Antithrombin (AT) prevents Escherichia coli-induced hypotension in animal models of sepsis, and it further reduces the mortality of patients with septic shock. In the present study, we examined whether AT may prevent the endotoxin (ET)-induced hypotension by promoting the endothelial release of prostacyclin (PGI(2)) in rats. Intravenous administration of AT (250 U/kg) prevented both hypotension and the increases in plasma levels of NO(2)(-)/NO(3)(-) in rats given ET. Lung expression of messenger RNA (mRNA) for tumor necrosis factor-alpha (TNF-alpha) was transiently increased after ET administration, followed by the increases in lung tissue levels of TNF-alpha. Both the lung activity of the inducible form of nitric oxide synthase (iNOS) and the lung expression of iNOS mRNA in animals administered ET were gradually increased after the TNF-alpha mRNA expression had peaked. Administration of AT significantly inhibited these increases.
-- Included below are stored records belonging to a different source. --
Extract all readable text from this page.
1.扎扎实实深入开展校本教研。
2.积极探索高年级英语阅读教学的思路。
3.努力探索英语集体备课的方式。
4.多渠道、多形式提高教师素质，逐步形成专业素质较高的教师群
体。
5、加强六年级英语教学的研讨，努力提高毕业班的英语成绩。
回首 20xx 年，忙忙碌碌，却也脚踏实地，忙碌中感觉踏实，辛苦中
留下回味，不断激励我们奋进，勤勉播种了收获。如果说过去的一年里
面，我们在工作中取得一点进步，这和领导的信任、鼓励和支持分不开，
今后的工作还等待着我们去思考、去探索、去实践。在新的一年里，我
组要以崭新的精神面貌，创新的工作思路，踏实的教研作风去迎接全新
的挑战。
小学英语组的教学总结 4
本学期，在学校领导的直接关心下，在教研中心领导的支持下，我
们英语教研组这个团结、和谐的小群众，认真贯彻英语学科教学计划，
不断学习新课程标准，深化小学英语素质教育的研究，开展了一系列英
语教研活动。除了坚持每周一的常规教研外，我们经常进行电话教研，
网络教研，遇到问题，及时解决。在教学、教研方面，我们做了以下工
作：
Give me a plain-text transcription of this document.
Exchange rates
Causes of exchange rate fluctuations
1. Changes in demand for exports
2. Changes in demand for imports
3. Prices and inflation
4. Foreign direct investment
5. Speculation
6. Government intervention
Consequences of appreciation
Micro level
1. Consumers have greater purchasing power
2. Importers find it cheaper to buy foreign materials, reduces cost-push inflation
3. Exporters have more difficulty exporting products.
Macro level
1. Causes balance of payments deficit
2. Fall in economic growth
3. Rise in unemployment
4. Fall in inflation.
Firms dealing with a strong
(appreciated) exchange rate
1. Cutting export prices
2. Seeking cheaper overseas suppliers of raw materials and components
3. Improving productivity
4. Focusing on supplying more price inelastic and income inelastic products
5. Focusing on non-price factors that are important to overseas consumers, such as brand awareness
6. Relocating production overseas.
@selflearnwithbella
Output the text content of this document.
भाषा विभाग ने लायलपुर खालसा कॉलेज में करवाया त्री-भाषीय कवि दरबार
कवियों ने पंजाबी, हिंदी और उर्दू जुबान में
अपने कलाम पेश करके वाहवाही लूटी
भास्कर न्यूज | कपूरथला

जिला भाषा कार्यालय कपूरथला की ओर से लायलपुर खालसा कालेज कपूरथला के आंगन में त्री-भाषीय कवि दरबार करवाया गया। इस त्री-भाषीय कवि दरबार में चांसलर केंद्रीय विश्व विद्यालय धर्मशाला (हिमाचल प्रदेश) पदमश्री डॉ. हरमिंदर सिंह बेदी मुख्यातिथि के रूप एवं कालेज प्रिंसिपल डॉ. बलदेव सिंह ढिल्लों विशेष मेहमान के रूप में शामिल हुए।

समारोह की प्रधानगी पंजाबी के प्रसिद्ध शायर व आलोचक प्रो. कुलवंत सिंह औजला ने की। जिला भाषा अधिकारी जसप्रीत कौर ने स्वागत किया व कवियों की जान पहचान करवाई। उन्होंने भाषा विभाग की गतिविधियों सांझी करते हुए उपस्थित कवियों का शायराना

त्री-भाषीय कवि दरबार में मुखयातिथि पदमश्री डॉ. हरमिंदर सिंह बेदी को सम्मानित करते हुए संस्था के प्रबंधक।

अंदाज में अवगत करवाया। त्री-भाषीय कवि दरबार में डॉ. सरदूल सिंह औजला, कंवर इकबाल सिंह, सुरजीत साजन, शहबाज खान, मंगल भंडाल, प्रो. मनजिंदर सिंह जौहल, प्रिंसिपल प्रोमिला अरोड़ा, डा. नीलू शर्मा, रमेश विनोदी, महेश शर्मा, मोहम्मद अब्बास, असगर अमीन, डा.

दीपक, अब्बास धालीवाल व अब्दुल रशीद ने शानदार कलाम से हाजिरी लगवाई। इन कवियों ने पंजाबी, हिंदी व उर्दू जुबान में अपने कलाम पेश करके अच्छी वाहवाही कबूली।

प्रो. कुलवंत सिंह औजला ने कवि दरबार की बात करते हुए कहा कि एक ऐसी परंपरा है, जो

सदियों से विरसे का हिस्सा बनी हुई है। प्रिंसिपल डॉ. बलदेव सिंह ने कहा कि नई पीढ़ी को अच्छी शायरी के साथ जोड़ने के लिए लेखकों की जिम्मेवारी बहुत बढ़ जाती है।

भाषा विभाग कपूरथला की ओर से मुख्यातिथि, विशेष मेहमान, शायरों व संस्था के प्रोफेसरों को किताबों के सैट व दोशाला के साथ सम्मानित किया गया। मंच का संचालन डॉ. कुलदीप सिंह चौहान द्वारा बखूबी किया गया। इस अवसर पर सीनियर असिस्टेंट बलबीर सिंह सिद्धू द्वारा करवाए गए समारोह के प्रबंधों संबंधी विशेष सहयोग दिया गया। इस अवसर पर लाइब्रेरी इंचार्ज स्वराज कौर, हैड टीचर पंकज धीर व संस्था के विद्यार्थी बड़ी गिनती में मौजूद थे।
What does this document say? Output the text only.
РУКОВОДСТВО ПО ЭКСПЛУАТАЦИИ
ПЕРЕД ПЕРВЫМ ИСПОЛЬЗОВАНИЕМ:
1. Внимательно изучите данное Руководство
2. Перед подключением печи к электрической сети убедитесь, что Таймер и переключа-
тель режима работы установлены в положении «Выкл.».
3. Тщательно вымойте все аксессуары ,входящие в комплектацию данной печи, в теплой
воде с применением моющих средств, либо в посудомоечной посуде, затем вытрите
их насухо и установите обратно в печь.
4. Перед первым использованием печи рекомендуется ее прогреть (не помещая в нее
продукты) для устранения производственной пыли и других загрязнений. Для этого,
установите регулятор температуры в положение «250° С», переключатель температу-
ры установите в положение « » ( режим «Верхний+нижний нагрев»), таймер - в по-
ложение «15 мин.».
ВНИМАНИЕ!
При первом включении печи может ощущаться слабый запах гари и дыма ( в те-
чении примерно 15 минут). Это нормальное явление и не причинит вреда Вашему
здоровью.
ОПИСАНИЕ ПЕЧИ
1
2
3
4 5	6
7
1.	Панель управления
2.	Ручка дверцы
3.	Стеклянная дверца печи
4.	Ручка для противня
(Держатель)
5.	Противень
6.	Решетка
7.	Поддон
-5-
Neither DEGR-F.Xa, a selective inhibitor of thrombin generation, nor Trp(49)-modified AT, which is not capable of promoting the endothelial release of PGI(2), showed any effects on these changes induced by ET. Administration of antirat TNF-alpha antibody produced effects similar to those induced by AT. Indomethacin pretreatment abrogated the effects induced by AT. Iloprost, a stable derivative of PGI(2), produced effects similar to those of AT. These findings suggested that AT prevents the ET-induced hypotension by inhibiting the induction of iNOS through inhibiting TNF-alpha production. These effects of AT could be mediated by the promotion of endothelial release of PGI(2) and might at least partly explain the therapeutic effects for septic shock.